9 Elements of the Fed--3 Member Banks—All nationally chartered banks automatically are members of the Federal Reserve System. State-chartered banks, if they wish, may apply to join the Fed. There are around 2,000 national bank members and 900 state bank members, about 37% of all commercial banks. Each member bank must buy stock in its Federal Reserve district bank. Member banks earn a set dividend rate on the stock they hold.

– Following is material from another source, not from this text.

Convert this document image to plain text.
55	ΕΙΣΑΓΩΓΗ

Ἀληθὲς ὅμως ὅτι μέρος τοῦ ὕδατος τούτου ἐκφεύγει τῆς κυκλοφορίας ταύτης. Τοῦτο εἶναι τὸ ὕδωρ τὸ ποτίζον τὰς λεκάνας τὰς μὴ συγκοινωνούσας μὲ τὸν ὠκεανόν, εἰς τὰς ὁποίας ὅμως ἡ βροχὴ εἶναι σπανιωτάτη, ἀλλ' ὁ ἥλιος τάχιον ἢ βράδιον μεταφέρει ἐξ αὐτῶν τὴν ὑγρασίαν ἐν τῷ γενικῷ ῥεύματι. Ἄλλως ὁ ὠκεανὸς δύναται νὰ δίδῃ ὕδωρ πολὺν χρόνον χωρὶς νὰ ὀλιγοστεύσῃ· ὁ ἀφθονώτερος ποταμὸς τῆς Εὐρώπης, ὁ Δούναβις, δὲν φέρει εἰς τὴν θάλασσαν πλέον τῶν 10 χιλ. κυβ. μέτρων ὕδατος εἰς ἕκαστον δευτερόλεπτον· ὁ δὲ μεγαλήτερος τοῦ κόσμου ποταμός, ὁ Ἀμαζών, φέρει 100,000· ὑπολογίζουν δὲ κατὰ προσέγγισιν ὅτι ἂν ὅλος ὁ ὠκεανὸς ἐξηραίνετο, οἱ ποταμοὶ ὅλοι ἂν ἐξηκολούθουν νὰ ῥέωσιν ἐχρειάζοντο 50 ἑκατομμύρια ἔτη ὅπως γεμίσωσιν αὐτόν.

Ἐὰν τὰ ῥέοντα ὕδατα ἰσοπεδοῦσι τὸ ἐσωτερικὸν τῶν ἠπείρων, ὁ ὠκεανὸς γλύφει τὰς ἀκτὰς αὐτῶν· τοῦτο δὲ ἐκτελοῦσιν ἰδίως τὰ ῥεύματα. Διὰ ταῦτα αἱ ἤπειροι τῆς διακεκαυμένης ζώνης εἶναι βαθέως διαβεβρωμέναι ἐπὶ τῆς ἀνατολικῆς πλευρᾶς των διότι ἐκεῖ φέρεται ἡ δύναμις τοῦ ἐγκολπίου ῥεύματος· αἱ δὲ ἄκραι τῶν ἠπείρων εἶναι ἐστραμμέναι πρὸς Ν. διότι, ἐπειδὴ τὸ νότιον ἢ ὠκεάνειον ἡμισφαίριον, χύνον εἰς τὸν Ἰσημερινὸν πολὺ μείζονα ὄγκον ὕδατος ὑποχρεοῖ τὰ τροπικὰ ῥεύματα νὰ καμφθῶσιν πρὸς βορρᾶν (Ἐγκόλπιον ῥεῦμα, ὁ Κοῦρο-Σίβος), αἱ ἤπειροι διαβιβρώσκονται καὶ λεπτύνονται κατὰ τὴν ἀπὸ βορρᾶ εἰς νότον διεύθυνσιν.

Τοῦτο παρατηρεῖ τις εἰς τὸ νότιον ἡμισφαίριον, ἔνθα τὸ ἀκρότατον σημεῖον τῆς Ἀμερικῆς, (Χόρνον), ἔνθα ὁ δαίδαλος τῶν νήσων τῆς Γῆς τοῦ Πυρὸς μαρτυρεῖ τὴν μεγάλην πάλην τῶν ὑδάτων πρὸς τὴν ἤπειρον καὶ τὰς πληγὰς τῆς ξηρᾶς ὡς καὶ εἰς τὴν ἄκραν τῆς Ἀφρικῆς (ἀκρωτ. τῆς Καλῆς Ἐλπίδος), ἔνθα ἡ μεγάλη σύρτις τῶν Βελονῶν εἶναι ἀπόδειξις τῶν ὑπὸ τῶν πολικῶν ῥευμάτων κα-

10 Elements of the Fed--4 The Federal Open Market Committee (FOMC) is a board of the Fed that supervises the sale and purchase of federal government securities. The FOMC consists of 12 voting members, including the Board of Governors, the president who take turns serving one-year terms. The sale & purchases of federal government bonds on the open market are the principal tools used by the Fed to promote a stable, growing economy. At the end of each meeting the FOMC issues a public statement to explain its assessment of the economy and its latest actions.

11 Elements of the Fed-5 Advisory Councils—Three committees provide advice directly to the Board of Governors. The 12 members of the Federal Advisory Council, represent the commercial banking industry. The Consumer Advisory Council advises the board on matters concerning the Fed’s responsibilities in enforcing consumer protection laws related to borrowing. The Thrift Institutions Advisory Council was created in Thrift institutions are savings and loan institutions, savings banks or other institutions that serve savers. The Fed doesn’t regulate these institutions, these institutions still must conform to the Fed’s requirements & may borrow from the Fed.